At Mevorah & Giglio Law Offices, we have several decades of combined experience helping clients in Chicago and throughout Northern Illinois with all immigration matters. Our award-winning attorneys frequently represent clients for ICE detention/detainers, deportation/removal and all other types of criminal issues and immigration. We have extensive knowledge of the detention process, your rights as a detainee and what is necessary to secure a positive outcome in your case. We put our experience to work to give immigrants a strong voice and the skilled representation they deserve when dealing with large and intimidating government agencies.
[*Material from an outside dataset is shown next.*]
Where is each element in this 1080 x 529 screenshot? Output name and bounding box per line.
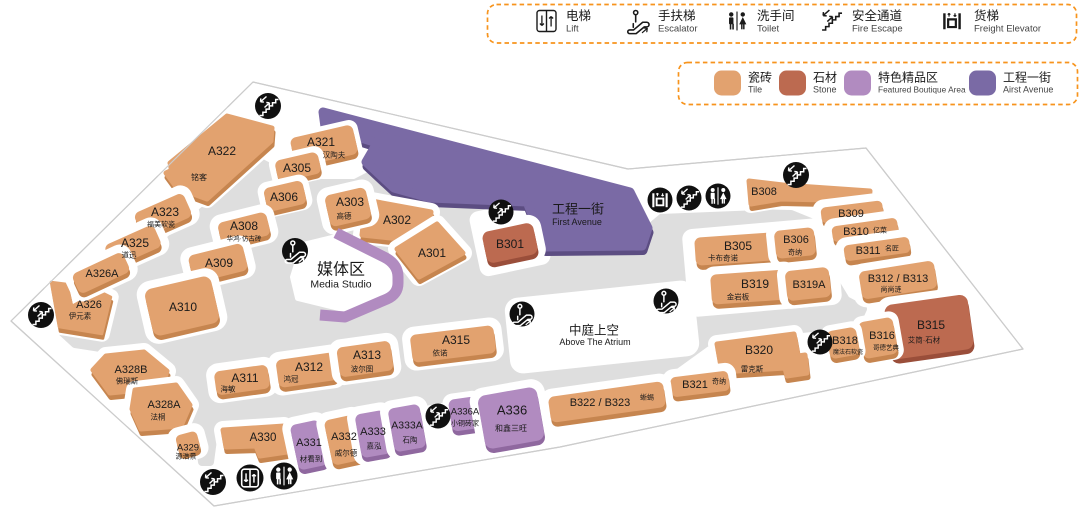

Arrested by ICE or Local Law Enforcement
There are several ways a non-U.S. citizen can wind up in the custody of ICE. For example, some are arrested directly by ICE during workplace raids or in their own homes. In other cases, state or local police may arrest you for criminal or even traffic violations. In the latter instance, if local law enforcement suspects you are an undocumented immigrant, they may contact ICE. In most cases, ICE will file a detainer asking law enforcement to hold you for an additional 48 hours so you can be questioned. If ICE does not take custody of you before the 48 hours is up, you are supposed to be released.
Once you are in the custody of ICE, a deportation officer will question you to determine if removal proceedings should be initiated. If proceedings are initiated, you will be served with a Notice to Appear (NTA) before an immigration judge. The deportation officer will also decide whether or not to grant you an immigration bond; an amount of money that can be paid to the court to secure your release and allow you to return to your U.S. residence while removal proceedings are pending. If you are considered a low risk of missing your removal hearing and not considered a danger to the community, you are more likely to be granted a bond.